We tested our modified EnKF using two 1-D models, the Burgers and Kuramoto–Sivashinsky equations. A set of sensitivity tests is carried through some key model and DA setup parameters: the ensemble size, inflation factor and initial mesh size. We considered two types of observations: Eulerian and Lagrangian. It is shown that, in general, a high-resolution fixed reference mesh improves the estimate more than a low-resolution fixed reference mesh. Whereas this might indeed be expected, our results also show that a low-resolution reference mesh affords a very high level of accuracy if the EnKF is properly tuned for the context. The use of a low-resolution fixed mesh has the obvious advantage of a lower computational burden, given that the size of the matrix operations is to be implemented at the analysis step scales with the size of the fixed reference mesh.

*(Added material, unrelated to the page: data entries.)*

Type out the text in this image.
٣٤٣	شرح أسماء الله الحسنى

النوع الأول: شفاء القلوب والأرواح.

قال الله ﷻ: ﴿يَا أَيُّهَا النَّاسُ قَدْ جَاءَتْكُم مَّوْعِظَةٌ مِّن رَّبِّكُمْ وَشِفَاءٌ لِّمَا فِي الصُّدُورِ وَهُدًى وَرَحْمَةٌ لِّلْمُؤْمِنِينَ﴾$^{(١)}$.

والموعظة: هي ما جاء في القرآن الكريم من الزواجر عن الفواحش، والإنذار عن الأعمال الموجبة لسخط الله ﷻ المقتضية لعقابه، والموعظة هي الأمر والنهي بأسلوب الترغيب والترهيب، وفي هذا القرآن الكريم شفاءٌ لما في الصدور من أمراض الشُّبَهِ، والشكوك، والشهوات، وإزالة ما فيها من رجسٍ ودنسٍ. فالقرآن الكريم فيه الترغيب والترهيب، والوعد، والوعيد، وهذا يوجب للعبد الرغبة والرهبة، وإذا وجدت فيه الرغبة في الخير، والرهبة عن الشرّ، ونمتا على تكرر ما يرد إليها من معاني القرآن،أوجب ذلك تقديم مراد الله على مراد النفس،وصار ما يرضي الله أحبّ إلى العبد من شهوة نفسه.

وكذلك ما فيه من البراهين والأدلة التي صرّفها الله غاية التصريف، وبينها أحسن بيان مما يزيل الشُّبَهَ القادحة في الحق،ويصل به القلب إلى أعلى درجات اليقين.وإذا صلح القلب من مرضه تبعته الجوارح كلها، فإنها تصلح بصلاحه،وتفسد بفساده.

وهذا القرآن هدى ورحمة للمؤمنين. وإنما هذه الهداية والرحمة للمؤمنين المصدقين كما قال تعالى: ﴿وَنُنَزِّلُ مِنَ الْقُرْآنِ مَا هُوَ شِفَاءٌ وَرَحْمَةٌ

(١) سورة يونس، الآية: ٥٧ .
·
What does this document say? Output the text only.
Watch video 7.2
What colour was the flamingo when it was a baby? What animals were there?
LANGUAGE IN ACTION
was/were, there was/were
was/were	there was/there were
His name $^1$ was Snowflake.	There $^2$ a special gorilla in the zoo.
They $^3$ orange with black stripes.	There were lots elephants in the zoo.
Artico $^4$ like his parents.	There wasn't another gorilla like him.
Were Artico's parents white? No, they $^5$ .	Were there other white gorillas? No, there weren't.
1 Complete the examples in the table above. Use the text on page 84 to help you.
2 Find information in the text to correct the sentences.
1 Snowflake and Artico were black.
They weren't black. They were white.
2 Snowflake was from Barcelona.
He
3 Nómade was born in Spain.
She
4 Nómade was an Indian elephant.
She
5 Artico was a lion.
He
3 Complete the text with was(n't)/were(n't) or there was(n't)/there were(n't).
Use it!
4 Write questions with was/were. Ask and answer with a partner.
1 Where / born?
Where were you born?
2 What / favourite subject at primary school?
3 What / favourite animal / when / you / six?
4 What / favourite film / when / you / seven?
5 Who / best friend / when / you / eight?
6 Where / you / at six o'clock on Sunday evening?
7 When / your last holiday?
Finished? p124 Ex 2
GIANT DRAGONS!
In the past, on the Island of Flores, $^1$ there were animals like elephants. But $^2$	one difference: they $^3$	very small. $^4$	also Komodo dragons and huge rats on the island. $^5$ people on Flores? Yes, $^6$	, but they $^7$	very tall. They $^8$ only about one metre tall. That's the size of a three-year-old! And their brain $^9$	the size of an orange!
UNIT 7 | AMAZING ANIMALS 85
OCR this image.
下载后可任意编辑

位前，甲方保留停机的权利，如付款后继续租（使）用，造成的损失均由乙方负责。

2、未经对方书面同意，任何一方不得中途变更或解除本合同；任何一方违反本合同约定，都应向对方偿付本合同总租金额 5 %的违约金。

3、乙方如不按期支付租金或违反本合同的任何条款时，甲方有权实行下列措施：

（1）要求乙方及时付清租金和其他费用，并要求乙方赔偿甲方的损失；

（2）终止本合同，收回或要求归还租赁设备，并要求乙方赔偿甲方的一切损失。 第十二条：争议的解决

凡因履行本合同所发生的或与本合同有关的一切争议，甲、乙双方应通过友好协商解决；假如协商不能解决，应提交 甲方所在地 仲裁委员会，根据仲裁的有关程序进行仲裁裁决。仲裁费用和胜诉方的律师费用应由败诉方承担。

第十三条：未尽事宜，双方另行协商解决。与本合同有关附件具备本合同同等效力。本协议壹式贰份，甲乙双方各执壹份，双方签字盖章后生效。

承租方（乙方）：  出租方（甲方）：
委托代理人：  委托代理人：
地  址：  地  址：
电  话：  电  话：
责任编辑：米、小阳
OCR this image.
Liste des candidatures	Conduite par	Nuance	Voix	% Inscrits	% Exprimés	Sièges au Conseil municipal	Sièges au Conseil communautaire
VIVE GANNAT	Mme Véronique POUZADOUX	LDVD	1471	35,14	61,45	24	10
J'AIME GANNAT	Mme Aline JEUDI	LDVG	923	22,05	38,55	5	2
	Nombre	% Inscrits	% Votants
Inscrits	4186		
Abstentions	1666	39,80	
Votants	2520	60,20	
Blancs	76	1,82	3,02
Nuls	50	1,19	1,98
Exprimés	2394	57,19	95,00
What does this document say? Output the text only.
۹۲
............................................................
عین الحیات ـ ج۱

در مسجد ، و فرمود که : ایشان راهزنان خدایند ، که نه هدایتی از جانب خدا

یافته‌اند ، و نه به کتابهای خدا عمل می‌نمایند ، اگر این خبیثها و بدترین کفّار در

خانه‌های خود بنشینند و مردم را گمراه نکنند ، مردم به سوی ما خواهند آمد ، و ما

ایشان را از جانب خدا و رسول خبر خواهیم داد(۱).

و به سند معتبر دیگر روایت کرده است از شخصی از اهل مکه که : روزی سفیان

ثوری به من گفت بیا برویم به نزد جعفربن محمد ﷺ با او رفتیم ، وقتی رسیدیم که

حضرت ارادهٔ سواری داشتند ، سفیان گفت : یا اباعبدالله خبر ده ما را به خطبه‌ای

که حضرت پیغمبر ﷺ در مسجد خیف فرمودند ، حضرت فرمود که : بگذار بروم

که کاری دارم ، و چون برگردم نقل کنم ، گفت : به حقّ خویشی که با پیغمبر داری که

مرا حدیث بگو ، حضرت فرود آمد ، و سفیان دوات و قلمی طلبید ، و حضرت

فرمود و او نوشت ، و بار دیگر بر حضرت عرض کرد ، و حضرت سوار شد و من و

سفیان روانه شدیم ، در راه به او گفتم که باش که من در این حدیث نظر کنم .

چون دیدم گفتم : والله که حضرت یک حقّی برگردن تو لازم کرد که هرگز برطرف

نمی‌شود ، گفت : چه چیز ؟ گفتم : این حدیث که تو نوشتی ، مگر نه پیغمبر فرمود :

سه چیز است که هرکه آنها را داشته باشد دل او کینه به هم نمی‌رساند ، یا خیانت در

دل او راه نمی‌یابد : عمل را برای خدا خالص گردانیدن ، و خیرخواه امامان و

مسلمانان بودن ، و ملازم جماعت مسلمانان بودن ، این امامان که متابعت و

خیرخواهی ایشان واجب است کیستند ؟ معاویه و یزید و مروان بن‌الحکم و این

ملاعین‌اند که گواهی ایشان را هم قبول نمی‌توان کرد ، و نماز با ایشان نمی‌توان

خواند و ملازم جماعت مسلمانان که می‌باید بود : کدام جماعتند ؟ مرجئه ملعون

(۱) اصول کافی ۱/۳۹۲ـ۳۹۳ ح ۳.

We then examined the impact of assimilating Lagrangian observations compared with Eulerian ones and have seen, in the context of Burgers equation, that the former improves the solution as much as the latter. The effectiveness of Lagrangian observers, despite being fewer in number than for the case of fixed, Eulerian observations, comes from their concentrating, where their information is most useful, i.e., within the sharp single (shock-like) front of the Burgers solution.

In this work, we have focused on the design of the strategy and, for the sake of clarity, have focused only on updating the physical quantities, while the locations of the ensemble mesh nodes were left unchanged. A natural extension of this study is to subject both the model physical variables and the mesh locations to the assimilation of data. Both would then be updated at the analysis time, and this is currently under investigation.

This paper is part of a longer-term research effort aimed at developing suitable EnKF strategies for a next-generation 2-D sea-ice model of the Arctic Ocean, neXtSIM, which solves the model equations on a triangular mesh using finite element methods and a Lagrangian solver. The velocity-based mesh movement and remeshing procedure that we have built into our 1-D model scenarios were formulated with the aim of mimicking those specific aspects of neXtSIM. In terms of our different types of observations, the impact of Eulerian and Lagrangian observational data was studied in light of observations gathered by satellites and drifting buoys, respectively, which are two common observing tools for Arctic sea ice.

Such a 2-D extension is, however, a non-trivial task for a number of fundamental reasons. First of all, given the triangular unstructured mesh in neXtSIM, we cannot straightforwardly define an ordering of the nodes on the adaptive moving mesh, as is done in the 1-D case considered here. As a consequence, the determination of a fixed reference mesh might not be linked to the remeshing criteria in the same straightforward way. However, it is still possible to define a high- or low-resolution fixed reference mesh with respect to the mesh of neXtSIM, since the remeshing in neXtSIM is mainly used to keep the initial resolution throughout the integration. Secondly, the models considered in this study are proxies of continuous fluid flows, whereas the rheology implemented in neXtSIM treats the sea ice as a solid brittle material which results in discontinuities when leads and ponds form due to fracturing and ice melting; the Gaussian assumptions implicit in the EnKF formulation then need to be reconsidered. Nevertheless, the methodology presented in this study, and the experiments herein, confronts some of the key technical issues of the 2-D case. The current results in 1-D are encouraging regarding the applicability of the proposed modification of the EnKF to adaptive moving mesh models in two dimensions, and the extension to two dimensions is the subject of the authors' current research.